The Columbia Sportswear decision

In Columbia Sportswear v. DIT (2011) 12 SCC 224, a three-judge bench of the Supreme Court examined the role of the AAR and held that it exercised judicial power and was also a “Tribunal”.  It exercises judicial power because, unlike an assessment order, the Authority gives notice to the Department and hears both the assessee and the Department. The hearings are adversarial and are in the nature of a lis. In such a situation, it is mandatory that the Authority should be a quasi-judicial body consisting of a Judicial Member and a Technical Member.

It is even worse that the Appellate Authority should also be manned by Revenue Officers exclusively. The rulings of the Advance Authority are binding on the particular applicant but have strong persuasive value in other cases. Thus, a ruling on a classification issue will operate, albeit, indirectly, as a precedent and will be followed by assessing officers, particularly if it is adverse to the assessees.

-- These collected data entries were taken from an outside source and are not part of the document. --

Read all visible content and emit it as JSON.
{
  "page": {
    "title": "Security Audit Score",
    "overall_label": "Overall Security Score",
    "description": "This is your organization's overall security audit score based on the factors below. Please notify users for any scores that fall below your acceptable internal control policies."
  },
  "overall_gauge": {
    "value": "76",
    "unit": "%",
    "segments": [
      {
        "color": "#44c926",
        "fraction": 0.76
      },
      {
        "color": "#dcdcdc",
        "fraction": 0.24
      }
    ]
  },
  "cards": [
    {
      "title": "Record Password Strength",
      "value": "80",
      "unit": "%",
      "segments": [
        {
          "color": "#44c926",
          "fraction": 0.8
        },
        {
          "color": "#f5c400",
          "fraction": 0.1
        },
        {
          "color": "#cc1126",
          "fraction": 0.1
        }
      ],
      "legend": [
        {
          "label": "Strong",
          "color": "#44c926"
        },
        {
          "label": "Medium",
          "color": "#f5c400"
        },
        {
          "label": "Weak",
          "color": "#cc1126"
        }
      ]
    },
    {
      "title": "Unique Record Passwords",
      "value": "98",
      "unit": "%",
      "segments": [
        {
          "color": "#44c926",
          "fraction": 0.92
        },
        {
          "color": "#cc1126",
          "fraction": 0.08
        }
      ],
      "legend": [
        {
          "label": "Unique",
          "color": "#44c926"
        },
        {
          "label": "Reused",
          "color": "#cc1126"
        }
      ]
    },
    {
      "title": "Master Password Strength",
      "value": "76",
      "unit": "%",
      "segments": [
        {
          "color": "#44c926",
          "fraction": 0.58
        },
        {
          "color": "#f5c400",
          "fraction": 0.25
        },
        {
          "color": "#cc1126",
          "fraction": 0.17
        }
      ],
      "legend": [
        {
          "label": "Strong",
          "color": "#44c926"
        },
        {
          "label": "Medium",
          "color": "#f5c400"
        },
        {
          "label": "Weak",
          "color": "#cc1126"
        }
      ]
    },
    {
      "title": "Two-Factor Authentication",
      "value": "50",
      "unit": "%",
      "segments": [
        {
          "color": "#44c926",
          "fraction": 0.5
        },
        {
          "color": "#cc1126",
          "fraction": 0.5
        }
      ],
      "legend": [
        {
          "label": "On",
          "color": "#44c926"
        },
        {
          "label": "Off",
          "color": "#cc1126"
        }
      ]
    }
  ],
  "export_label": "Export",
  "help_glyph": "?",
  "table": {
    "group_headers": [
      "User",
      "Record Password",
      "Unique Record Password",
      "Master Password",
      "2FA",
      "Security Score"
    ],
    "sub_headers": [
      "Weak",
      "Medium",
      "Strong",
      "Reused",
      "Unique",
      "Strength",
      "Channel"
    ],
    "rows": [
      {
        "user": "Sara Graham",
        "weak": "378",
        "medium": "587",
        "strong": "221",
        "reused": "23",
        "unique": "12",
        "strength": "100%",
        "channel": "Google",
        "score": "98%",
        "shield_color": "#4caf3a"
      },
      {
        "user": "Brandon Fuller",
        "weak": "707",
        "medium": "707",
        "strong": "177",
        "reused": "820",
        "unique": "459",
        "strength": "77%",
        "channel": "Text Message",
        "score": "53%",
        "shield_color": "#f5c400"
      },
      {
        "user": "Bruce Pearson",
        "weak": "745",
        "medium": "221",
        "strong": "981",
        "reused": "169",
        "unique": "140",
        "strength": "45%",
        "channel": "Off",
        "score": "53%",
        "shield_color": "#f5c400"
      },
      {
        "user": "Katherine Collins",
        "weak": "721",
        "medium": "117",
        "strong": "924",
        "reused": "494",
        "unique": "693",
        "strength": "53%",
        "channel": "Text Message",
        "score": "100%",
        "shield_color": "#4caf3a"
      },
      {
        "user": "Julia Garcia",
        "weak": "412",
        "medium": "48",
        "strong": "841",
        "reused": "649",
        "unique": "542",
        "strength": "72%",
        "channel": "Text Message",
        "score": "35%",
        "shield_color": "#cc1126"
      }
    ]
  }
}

The intention of the Central Government to create such a body manned by revenue officers may be to ensure that revenue is not lost. However, such an approach is fatal to the institution and it is only a matter of time before the AAR and the Appellate Authority will become defunct.

It is a supreme paradox for a body that exercises judicial power to have a one sided and revenue biased approach.

Revenue Bar Association:

The Revenue Bar Association has filed a writ petition in the Madras High Court challenging the constitutional validity of the provisions relating to the AAR and the Appellate Authority and also the relevant notifications appointing Members to the bodies in the State of Tamil Nadu. The High Court has issued notice in the writ petition.

If the Union of India wants to promote “ease-of-doing business” and also wants to generate confidence amongst assessees, then it is imperative that both the AAR and the Appellate Authority are reconstituted to include judicial members in their composition as is the case of any Tribunal. It would be ideal if both these bodies are shifted to the Ministry of Law to ensure that they are truly independent. The independence of all Tribunals and quasi-judicial officers is as important as the independence of the judiciary.

In fine, if the present trend continues, the AAR will truly become an Authority for Adverse Rulings and will cease to inspire any confidence amongst the assessees. Assessees will soon completely avoid the AARs and hope for some justice before GST Tribunal, if and when it is constituted.

The author is a Senior Advocate practicing in the Supreme Court.